A Medicina Geral e Familiar (MGF) conta com mais uma doutorada entre os seus representantes, após Margarida Gil Conde (assistente em MGF na USF Jardins da Encarnação – ULS de São José –, responsável pela rede RAIZ-CSP, membro da Comissão de Avaliação de Tecnologias de Saúde do INFARMED, membro do Núcleo Coordenador do Departamento de Investigação da APMGF e assistente convidada na Clínica Universitária de MGF da Faculdade de Medicina da Universidade de Lisboa – FMUL) ter concluído no passado dia 28 de julho com sucesso as suas provas de doutoramento na Aula Magna da FMUL, com a tese subordinada ao título «Estratégias para o Desenvolvimento da Capacidade de Investigação em Medicina Geral e Familiar e Cuidados de Saúde Primários».
O júri da prova foi presidido por Helena Cortez Pinto (professora catedrática e presidente do Conselho Científico da FMUL) e integrou ainda os vogais Sofia Baptista (Faculdade de Medicina da Universidade do Porto), Vasco Ricoca Peixoto (Escola Nacional de Saúde Pública – Universidade Nova de Lisboa), Alda Pereira da Silva Oliveira (FMUL), Cristina Gomes Ribeiro (FMUL) e Sara Gamboa Madeira (FMUL). A orientadora da tese foi Cristina Gomes Ribeiro e a co-orientadora Paula Broeiro Gonçalves.
A tese que alicerçou este doutoramento teve como objetivo desenvolver uma estratégia nacional baseada em evidência para o desenvolvimento da capacidade de investigação em MGF e Cuidados de Saúde Primários (CSP) em Portugal. Para tal, foi concebido um programa de investigação multimétodo e sequencial, integrando um estudo qualitativo, um estudo transversal nacional, uma scoping review, um estudo Delphi e um Fórum Nacional de Desenvolvimento da Capacidade de Investigação, envolvendo investigadores, profissionais de saúde, decisores e outros stakeholders.

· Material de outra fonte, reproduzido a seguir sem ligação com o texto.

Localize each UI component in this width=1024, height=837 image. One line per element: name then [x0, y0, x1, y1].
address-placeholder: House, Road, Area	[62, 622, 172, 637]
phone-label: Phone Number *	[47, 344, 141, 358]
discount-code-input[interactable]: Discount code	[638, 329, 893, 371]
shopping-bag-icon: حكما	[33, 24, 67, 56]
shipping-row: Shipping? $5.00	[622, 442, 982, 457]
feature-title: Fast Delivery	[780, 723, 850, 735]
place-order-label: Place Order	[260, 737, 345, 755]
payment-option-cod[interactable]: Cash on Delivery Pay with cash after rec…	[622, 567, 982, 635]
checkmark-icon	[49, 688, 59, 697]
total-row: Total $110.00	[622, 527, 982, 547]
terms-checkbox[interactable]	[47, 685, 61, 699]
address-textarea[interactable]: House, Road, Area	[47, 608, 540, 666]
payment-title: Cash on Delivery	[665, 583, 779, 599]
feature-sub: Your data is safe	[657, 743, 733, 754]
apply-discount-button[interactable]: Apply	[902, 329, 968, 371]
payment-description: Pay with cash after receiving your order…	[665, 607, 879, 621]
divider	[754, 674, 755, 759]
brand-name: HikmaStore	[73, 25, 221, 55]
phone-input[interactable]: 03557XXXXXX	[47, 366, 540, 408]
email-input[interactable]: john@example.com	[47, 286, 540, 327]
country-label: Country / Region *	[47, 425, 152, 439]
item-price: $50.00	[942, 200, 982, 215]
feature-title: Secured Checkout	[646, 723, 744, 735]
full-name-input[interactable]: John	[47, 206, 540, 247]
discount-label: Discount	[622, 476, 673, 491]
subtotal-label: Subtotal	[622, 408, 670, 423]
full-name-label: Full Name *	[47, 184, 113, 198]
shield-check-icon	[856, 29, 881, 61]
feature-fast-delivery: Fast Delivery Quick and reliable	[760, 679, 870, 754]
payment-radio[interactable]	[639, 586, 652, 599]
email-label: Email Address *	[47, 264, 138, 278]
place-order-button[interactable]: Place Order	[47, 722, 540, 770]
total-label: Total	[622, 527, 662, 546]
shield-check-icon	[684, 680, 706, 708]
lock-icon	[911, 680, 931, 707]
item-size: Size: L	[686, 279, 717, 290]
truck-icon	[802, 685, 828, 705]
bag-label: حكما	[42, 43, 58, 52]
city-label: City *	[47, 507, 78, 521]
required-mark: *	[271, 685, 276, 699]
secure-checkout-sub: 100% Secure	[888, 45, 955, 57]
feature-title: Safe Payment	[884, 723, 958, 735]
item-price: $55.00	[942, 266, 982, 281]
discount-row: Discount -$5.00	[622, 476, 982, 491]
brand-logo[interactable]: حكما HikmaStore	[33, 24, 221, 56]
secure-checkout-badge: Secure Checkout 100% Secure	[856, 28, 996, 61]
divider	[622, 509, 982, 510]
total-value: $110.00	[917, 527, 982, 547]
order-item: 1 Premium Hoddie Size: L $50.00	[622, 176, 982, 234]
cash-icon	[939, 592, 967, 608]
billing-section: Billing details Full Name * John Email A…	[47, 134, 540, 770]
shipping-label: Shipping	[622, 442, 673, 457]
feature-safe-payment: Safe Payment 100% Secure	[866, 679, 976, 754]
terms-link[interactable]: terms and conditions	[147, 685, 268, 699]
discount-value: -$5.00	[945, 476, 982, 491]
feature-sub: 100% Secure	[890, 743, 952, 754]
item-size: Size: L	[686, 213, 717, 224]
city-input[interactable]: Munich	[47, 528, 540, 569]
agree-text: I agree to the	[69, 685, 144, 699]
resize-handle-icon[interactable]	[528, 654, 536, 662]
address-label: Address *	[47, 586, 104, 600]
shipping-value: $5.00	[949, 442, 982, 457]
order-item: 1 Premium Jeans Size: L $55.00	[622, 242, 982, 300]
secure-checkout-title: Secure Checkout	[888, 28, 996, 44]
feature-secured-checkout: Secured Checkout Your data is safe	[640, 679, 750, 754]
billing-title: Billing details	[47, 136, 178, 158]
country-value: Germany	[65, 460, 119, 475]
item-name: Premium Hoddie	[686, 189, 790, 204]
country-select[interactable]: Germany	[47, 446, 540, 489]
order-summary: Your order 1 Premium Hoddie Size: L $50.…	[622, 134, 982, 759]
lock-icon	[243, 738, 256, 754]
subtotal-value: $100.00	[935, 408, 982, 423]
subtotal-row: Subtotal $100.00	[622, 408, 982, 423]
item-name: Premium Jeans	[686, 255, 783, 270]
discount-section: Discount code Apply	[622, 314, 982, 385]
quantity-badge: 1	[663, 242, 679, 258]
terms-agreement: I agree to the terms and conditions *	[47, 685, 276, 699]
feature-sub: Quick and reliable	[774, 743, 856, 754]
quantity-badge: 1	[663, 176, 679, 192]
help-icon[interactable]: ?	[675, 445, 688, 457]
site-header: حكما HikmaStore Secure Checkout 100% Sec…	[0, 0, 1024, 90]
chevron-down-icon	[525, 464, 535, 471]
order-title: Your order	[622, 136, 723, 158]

O programa de investigação permitiu caracterizar o estado da investigação em MGF e CSP em Portugal, identificar barreiras, facilitadores e estratégias de desenvolvimento da capacidade de investigação, mapear a evidência internacional disponível e alcançar consenso nacional sobre as prioridades estratégicas para este domínio. As recomendações obtidas foram posteriormente discutidas e refinadas num Fórum Nacional, culminando na elaboração de um Policy Brief que traduz a evidência produzida em recomendações concretas para os diferentes níveis do sistema de saúde.
O principal contributo desta tese consiste na construção de uma estratégia integrada, baseada em evidência e consenso, para o desenvolvimento da capacidade de investigação nos CSP, articulando recomendações dirigidas aos profissionais, às organizações e ao sistema de saúde. Uma estratégia apoiada, diga-se, pela APMGF. Ao integrar diferentes metodologias e envolver múltiplos stakeholders, este trabalho contribuiu para o avanço conceptual e metodológico do Research Capacity Building em CSP e disponibiliza um referencial para apoiar a implementação de políticas e iniciativas que promovam sistemas de saúde mais inovadores, baseados na evidência e orientados para a melhoria contínua da qualidade dos cuidados.
“A decisão de realizar este doutoramento surgiu de forma pouco convencional. O projeto de investigação já estava em desenvolvimento e a necessidade de lhe dedicar tempo de forma estruturada levou-me a procurar um enquadramento académico que permitisse conciliar a atividade clínica com a investigação, beneficiando do estatuto de equiparada a bolseira. Mais do que um objetivo académico em si, o doutoramento constituiu a oportunidade de dar continuidade a um projeto em que acreditava profundamente”, reflete Margarida Gil Conde.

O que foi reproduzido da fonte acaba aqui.